Simplify and determine a closed form for a nested summation

Question

My task is to determine the closed form of this summation.

$$ {\sum_{k=0}^{n-1}{} } (\sum_{j=0}^{n^3-1}{j } - \sum_{j=0}^{n^2-1}{7k})$$

I am unsure whether it is appropriate to apply Gauss's identity and similar identities to simplify the terms within the nested summation since they are not strictly of the form specified.

For example, Gauss's identity:

$$ {\sum_{i=0}^{n-1}{i} } $$

with the upper limit only being decremented by one, and the variables in the expression being summed and the lower limit matching. Is it appropriate to simply substitute $n^2$ for $n$? Does the fact that the lower limit and the expression do not match matter?

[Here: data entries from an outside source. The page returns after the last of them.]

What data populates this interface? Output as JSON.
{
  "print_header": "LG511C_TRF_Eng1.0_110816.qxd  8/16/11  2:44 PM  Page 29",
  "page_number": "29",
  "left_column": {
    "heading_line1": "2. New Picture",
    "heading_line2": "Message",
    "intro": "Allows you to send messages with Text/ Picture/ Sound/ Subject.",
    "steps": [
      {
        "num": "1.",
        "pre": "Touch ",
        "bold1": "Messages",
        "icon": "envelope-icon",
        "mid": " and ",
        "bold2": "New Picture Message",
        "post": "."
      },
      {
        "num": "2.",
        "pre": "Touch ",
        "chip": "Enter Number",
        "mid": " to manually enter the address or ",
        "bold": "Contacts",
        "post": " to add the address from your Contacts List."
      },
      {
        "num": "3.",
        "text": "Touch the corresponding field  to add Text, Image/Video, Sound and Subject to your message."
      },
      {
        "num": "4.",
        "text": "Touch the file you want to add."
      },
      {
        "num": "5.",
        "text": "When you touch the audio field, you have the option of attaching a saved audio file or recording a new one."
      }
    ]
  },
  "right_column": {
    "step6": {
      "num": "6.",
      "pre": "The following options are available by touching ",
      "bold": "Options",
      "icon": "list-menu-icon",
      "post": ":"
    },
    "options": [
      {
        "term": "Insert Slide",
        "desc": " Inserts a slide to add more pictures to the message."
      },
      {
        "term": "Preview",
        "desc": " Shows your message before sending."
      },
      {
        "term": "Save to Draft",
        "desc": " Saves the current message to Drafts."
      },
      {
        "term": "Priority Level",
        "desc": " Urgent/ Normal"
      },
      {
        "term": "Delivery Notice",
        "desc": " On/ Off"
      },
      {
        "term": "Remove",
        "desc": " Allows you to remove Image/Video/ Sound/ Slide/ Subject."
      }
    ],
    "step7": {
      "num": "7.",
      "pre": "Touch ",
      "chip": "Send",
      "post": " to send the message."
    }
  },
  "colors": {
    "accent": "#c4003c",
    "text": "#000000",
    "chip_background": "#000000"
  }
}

Sorry if these are simple questions. I have not worked with summations very much and the extension of these identities do not seem clear to me.

Answer 1

• Note that: $$\sum_{j=0}^{n^3-1}j = 0+1+ \ldots +(n^3-1) = \frac{n^3(n^3-1)}2$$

• Also note that: $$\sum_{j=0}^{n^2-1}7k = \underbrace{7k+ 7k\ldots 7k}_{n^2\text{ times}}=7n^2k$$

• Thus, $$\sum_{k=0}^{n-1}\left[\frac{n^3(n^3-1)}2 - 7n^2k\right]$$ $$= \frac{n^3(n^3-1)}2\times n - 7n^2\left[0+1+\ldots +(n-1)\right]$$ $$= \frac{n^4(n^3-1)}2-\frac{7n^3(n-1)}2$$

Answer 2

\begin{align} {\sum_{k=0}^{n-1}{} } \left( \sum_{j=0}^{n^3-1}{j } -\sum_{j=0}^{n^2-1}{7k} \right) =& {\sum_{k=0}^{n-1}{} } \left( \sum_{j=0}^{n^3-1}{j}-(n^2)(7k) \right) \\ =& {\sum_{k=0}^{n-1}{} } \left( \frac{(n^3-1+1)(n^3-1)}{2}-(n^2)(7k) \right) \\ =& \left( \frac{(n^3-1+1)(n^3-1)n}{2}-(n^2-1)\cdot 7\cdot \frac{(n-1)(n-1+1)}{2} \right) \\ =& \left( \frac{n^4(n^3-1)}{2}-\frac{7(n^4)(n-1)}{2} \right) \end{align}

Answer 3

You can substitute $n^2$ for $n$ for $\sum j$, and for the $\sum 7k$ since the index of summing is $j$ rather than $k$ you can just treat it as a constant.

$$\sum_{k=0}^{n-1}\left(\sum_{j=0}^{n^3-1}j - \sum_{j=0}^{n^2-1}7k\right)=\sum_{k=0}^{n-1}\left[\frac{n^3(n^3-1)}2-7kn^2\right]$$

Now once again since the first term does not contain $k$ we can treat it as a constant and move it out of the sum. The same for the $n^2$ in the second term.

$$\sum_{k=0}^{n-1}\left[\frac{n^3(n^3-1)}2-7kn^2\right]=\frac{n^4(n^3-1)}2-7n^2\frac{n(n-1)}2,$$

which you can further rearrange by yourself.